C1_W3: The Porblem with beating HLP as a proof of ML superiority

Dear all,

I´d like to understand the case explained at the end of the slide 26 and all the 27 of the week 3. ¿could you supply me any more documentation about it?

I can´t understand it even with the transcription.

I´d be very grateful to you.

Best regards.

The lecture is rock solid on this one. I’ll give it a shot:

Slide 26:
This slide suggests other uses of human level performance.

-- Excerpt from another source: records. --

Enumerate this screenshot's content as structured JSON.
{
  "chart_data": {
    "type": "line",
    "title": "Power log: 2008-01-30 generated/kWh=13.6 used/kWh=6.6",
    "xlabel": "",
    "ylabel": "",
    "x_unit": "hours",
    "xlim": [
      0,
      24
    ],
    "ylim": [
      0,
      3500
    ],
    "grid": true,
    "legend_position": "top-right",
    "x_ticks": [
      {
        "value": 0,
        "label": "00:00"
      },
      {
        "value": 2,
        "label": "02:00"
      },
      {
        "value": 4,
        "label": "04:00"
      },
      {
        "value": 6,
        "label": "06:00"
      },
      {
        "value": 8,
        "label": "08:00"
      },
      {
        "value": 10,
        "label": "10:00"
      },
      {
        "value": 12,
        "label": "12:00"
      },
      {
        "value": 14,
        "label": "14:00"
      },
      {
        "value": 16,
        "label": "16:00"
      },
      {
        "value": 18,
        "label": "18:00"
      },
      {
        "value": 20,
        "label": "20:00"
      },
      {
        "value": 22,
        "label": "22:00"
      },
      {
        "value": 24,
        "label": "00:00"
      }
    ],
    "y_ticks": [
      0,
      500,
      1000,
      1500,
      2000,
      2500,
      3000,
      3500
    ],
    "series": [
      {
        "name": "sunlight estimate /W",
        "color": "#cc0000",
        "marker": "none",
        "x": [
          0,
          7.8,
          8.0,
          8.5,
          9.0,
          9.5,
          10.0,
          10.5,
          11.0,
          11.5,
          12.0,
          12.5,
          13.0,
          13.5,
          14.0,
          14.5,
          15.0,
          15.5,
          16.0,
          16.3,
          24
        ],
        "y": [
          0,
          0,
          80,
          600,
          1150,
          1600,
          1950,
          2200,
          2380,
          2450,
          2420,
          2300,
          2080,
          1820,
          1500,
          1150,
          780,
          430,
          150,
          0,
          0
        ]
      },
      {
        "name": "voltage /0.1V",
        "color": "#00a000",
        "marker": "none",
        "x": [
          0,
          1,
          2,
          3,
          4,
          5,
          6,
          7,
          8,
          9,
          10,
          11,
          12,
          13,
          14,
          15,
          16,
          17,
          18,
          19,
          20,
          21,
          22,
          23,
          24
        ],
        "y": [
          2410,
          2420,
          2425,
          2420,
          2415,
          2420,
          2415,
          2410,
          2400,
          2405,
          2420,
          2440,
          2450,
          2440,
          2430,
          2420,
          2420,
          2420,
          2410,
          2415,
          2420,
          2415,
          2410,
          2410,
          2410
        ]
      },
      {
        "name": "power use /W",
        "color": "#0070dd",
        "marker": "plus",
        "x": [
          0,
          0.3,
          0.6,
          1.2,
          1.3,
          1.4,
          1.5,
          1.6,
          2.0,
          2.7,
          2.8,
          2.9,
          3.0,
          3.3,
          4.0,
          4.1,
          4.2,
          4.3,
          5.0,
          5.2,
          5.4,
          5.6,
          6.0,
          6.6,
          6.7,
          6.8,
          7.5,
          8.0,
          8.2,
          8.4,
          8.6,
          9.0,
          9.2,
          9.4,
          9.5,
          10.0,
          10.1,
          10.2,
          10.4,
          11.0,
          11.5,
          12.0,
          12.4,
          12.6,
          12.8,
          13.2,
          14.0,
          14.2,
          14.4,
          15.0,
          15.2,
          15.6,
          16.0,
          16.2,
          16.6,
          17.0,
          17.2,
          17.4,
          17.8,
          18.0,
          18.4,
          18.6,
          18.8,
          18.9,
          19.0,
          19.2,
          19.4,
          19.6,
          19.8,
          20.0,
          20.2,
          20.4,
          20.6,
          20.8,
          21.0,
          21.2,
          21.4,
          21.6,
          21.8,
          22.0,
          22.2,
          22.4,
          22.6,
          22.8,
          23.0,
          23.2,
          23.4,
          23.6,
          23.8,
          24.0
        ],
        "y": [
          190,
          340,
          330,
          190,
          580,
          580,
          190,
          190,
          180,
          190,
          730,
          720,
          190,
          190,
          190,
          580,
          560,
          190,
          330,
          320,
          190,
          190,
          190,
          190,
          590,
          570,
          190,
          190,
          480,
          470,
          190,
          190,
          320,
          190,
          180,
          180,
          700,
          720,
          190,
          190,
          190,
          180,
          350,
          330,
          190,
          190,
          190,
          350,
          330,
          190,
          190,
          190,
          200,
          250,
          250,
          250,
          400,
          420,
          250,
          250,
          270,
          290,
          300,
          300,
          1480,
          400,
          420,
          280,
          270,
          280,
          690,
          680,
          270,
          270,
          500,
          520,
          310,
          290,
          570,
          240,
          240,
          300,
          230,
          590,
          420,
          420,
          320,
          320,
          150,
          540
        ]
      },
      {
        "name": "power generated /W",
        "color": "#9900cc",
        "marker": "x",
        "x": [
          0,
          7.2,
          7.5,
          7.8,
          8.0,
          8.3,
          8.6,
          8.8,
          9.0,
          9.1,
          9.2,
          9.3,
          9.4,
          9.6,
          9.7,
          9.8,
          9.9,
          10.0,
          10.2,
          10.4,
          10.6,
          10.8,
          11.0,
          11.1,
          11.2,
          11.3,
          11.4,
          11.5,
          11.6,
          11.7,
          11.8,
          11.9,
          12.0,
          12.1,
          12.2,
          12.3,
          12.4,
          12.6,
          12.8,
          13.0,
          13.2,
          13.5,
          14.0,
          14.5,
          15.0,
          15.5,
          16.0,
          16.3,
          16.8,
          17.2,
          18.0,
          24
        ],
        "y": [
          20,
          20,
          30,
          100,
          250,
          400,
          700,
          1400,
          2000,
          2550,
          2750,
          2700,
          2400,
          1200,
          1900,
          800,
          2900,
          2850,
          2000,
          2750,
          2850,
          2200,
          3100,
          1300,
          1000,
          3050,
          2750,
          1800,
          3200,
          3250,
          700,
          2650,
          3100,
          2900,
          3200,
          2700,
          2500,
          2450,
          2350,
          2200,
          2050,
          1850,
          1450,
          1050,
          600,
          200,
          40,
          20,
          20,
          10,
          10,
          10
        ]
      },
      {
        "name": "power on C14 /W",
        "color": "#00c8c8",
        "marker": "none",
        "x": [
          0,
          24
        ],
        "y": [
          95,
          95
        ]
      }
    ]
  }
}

  1. In academia, if your research performs better than HLP, odds of getting published is high.
  2. Say you have a client who wants to get a model with, say, 95% accuracy on a task. If HLP for that task is around 60%, then, use HLP as a baseline to negotiate and establish a much more realistic target.
  3. In business, it’s possible to create a buzz by stating that your product beats HLP by a certain margin. While it’s tempting to do this, care should be taken when establishing this win. More than often, it’s hard for a product to beat HLP. So, when possible, try staying away from this claim and if you do decide to claim that your product is better than HLP, gather sufficient evidence to back your claim.

Slide 27:
Consider a speech to text system. Let’s say that 70% of the labelers provide the first transcript and the remaining 30% of them provide the 2nd version of the text. In theory, both versions of the text mean the same despite the text being slightly different.
Probability that 2 random labelers agree = {.7}^2 + {.3}^2 = .58. This can be used as HLP.
When model is trained, it’s likely going to pay more attention to the 1st version since this version is present 70% of the time. So, model performance will be around 70%.

This goes back to the business use case. On paper, the model seems to have beaten HLP although logically, the model hasn’t. Inconsistency in label has given false impression about model performance.